Anthony Charles Lynton Blair (born 6 May 1953) is a former British Labour Party politician who served as the Prime Minister of the United Kingdom from 2 May 1997 to 27 June 2007. He was the Member of Parliament (MP) for Sedgefield from 1983 to 2007 and Leader of the Labour Party from 1994 to 2007. He resigned from all of these positions in June 2007.
Blair was elected Leader of the Labour Party in the leadership election of July 1994, following the sudden death of his predecessor, John Smith. Under his leadership, the party adopted the term "New Labour" and moved away from its traditional left wing position towards the centre ground. Blair subsequently led Labour to a landslide victory in the 1997 general election. At 43 years old, he became the youngest Prime Minister since Lord Liverpool in 1812. In the first years of the New Labour government, Blair's government implemented a number of 1997 manifesto pledges, introducing the minimum wage, Human Rights Act and Freedom of Information Act, and carrying out devolution, establishing the Scottish Parliament, the National Assembly for Wales, and the Northern Ireland Assembly.

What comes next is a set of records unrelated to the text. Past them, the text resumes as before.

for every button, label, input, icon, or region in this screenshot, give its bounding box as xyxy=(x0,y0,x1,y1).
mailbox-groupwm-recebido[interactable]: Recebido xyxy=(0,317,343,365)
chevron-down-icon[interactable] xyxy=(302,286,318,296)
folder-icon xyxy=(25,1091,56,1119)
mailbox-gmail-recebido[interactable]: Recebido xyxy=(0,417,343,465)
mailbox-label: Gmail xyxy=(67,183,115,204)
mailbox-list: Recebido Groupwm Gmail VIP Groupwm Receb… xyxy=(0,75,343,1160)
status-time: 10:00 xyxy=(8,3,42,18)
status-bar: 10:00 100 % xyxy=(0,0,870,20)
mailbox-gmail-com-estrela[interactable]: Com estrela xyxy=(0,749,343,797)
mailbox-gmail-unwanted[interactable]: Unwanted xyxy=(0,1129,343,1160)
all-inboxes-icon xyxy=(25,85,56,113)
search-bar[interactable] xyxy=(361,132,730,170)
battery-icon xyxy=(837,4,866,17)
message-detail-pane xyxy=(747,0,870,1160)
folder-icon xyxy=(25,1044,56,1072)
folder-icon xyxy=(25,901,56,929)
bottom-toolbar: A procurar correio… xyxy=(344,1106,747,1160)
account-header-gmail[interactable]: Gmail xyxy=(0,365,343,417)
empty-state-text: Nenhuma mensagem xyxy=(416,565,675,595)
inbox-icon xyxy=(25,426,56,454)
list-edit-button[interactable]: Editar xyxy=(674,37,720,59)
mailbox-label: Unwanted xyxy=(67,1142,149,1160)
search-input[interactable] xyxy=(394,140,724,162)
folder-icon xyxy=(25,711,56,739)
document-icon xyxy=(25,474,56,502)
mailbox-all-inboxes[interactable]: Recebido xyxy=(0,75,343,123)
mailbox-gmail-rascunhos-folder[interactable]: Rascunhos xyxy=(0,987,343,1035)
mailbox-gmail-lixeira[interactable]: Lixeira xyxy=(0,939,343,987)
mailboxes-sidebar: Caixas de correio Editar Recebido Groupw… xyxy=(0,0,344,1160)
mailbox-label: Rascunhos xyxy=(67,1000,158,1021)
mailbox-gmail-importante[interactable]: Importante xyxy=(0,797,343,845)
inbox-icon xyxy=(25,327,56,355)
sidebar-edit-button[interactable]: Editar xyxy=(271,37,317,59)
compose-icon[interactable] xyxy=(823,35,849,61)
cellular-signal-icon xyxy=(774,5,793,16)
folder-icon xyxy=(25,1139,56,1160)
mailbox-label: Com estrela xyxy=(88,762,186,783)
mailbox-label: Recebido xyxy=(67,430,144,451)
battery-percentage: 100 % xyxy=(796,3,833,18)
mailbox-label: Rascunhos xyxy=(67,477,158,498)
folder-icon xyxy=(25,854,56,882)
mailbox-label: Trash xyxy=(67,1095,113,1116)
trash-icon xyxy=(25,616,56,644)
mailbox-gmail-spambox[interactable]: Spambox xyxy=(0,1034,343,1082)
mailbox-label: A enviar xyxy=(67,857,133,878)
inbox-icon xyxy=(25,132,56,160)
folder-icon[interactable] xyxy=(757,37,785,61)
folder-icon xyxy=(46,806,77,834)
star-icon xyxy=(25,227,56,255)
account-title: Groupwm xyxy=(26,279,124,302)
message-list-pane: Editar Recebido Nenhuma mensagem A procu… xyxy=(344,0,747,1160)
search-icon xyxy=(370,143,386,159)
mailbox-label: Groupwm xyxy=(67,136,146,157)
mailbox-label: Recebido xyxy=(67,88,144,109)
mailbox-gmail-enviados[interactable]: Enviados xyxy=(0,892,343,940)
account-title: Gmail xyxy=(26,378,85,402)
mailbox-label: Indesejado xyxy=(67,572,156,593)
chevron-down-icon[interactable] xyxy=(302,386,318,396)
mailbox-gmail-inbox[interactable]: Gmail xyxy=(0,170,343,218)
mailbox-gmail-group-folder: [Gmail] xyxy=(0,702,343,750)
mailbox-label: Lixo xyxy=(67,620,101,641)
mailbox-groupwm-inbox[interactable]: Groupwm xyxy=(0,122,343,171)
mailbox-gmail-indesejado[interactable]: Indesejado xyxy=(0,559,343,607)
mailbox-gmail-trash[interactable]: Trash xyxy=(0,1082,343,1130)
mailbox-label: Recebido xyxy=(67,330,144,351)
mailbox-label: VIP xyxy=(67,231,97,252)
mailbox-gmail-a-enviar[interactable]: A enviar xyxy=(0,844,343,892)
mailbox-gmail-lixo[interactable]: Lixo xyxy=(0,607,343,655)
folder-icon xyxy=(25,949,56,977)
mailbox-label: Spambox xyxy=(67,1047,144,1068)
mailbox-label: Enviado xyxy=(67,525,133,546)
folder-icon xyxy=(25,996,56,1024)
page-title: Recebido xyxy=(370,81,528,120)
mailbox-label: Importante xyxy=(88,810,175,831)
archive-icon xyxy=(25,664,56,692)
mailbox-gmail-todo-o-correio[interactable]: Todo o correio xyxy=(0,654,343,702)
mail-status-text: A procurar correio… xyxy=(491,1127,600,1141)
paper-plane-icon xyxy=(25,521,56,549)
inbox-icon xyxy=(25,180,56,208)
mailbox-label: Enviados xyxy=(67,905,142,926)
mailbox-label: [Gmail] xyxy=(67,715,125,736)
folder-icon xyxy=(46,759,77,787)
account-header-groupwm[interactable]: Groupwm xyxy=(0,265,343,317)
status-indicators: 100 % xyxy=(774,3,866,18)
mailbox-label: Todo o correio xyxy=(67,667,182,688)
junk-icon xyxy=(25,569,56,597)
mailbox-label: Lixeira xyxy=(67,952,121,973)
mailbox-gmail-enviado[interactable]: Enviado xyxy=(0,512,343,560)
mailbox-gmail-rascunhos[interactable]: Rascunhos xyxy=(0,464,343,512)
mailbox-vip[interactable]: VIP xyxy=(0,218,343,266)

Blair's role as Prime Minister was particularly visible in foreign and security policy, including in Northern Ireland, where he was involved in the 1998 Good Friday Agreement. From the start of the War on Terror in 2001, Blair strongly supported the foreign policy of US President George W. Bush, notably by participating in the 2001 invasion of Afghanistan and 2003 invasion of Iraq. Blair is the Labour Party's longest-serving Prime Minister, the only person to have led the Labour Party to three consecutive general election victories, and the only Labour Prime Minister to serve consecutive terms more than one of which was at least four years long.